Kip: "If this song were reversed, with a female narrator telling her audience that her life was worthless without a man, there would be a national feminist uproar. As it stands, however, men can enjoy this song and know that every word is completely true. Without a woman to bone, I hate myself."

Richard: "This song makes me vow right here and now that I'll be married by 2010."

Kenny Chesney's "She Thinks My Tractor's Sexy":

She thinks my tractor's sexy
It really turns her on
She's always staring at me
While I'm chuggin along
She likes the way it's pullin' while we're tillin' up the land
She's even kind of crazy 'bout my farmer's tan
She's the only one who really understands what gets me
She thinks my tractor's sexy


Kip: "This is a powerful statement about male insecurity. The narrator here is kind of a redneck equivalent of the young loner who likes role-playing games or obscure indie bands and fears he'll never find someone who shares his specialized interests. But then suddenly someone comes along who "gets" him. This song is so fucking sweet it makes me cry."

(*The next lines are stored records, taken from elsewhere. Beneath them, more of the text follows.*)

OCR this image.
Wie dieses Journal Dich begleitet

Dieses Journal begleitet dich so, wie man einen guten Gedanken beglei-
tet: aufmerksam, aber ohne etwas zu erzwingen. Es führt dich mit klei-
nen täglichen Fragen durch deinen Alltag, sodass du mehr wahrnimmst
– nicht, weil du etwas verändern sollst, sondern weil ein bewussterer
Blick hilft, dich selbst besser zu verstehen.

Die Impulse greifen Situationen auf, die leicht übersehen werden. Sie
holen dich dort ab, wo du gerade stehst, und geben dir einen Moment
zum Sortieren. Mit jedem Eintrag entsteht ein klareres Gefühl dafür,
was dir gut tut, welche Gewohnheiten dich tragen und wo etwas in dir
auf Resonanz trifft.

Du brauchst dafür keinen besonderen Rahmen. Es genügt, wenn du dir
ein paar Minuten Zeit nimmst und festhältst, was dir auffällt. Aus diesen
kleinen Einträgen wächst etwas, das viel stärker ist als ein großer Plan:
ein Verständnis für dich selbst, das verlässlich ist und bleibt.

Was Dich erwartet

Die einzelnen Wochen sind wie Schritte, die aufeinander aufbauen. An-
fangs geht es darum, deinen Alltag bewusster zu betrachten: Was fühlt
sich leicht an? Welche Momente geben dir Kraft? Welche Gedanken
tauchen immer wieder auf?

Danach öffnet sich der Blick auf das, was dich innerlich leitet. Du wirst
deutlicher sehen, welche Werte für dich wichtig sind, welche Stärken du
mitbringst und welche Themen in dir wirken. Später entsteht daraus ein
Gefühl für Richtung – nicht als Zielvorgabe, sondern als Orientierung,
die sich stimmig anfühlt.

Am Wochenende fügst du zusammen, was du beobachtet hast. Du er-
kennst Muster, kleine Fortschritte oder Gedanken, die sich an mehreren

Richard: "At this point I'm going to tell you a true story about Romance, Arkansas and some of my more sensitive readers may wish to stop reading at this point, as it contains strong language and sexual subject matter. In my high-school days I was attending a party in a field (bonfire, beer, music) and there was an ancient abandoned combine nearby [Kipnote: a combine is a large piece of farm equipment used in harvesting]. At one point in the evening a popular local character named Big Den, probably 40-something years old at the time, informed us, apropos of nothing: "Boys, I've eaten many a girl's pussy out over there in that old combine." Now let me tell you that Big Den, as his name implies, was a rather large fellow with a bushy beard who spoke everything very loudly because he lost part of an ear as a child when his brother ran over him with a motorcycle. And yet...this was the Combine Cunnilingus King of White County? It's possible that he was exaggerating, of course, but I don't think so. This really made me think of my rural world in a new light. Was everyone but me having amazing oral sex in abandoned pieces of farm equipment while I wandered about oblivious? To this day, I believe so. And Chesney's song reinforces that belief. All around us, gentlemen, are women who want nothing more than to get fucked on a tractor. Let us make the most of it."

1 comment:

Dr. C said...

Thanks for sharing that bit of Arkana. It's very enlightening.

I have to say that there's a lot more going on than we, as subdudes, realize at first. Now, I don't know about oral sex in abandoned pieces of farm equipment, but on average, I'd say there's one girl, right now, who is willing to have sex with you if you only put in the effort.

Maybe not today, and maybe not tomorrow, but soon, and quite possibly for the rest of your life.

It's too bad I didn't learn that until very late in life.

And the song is right: nothing is worth anything until you put a girl in it.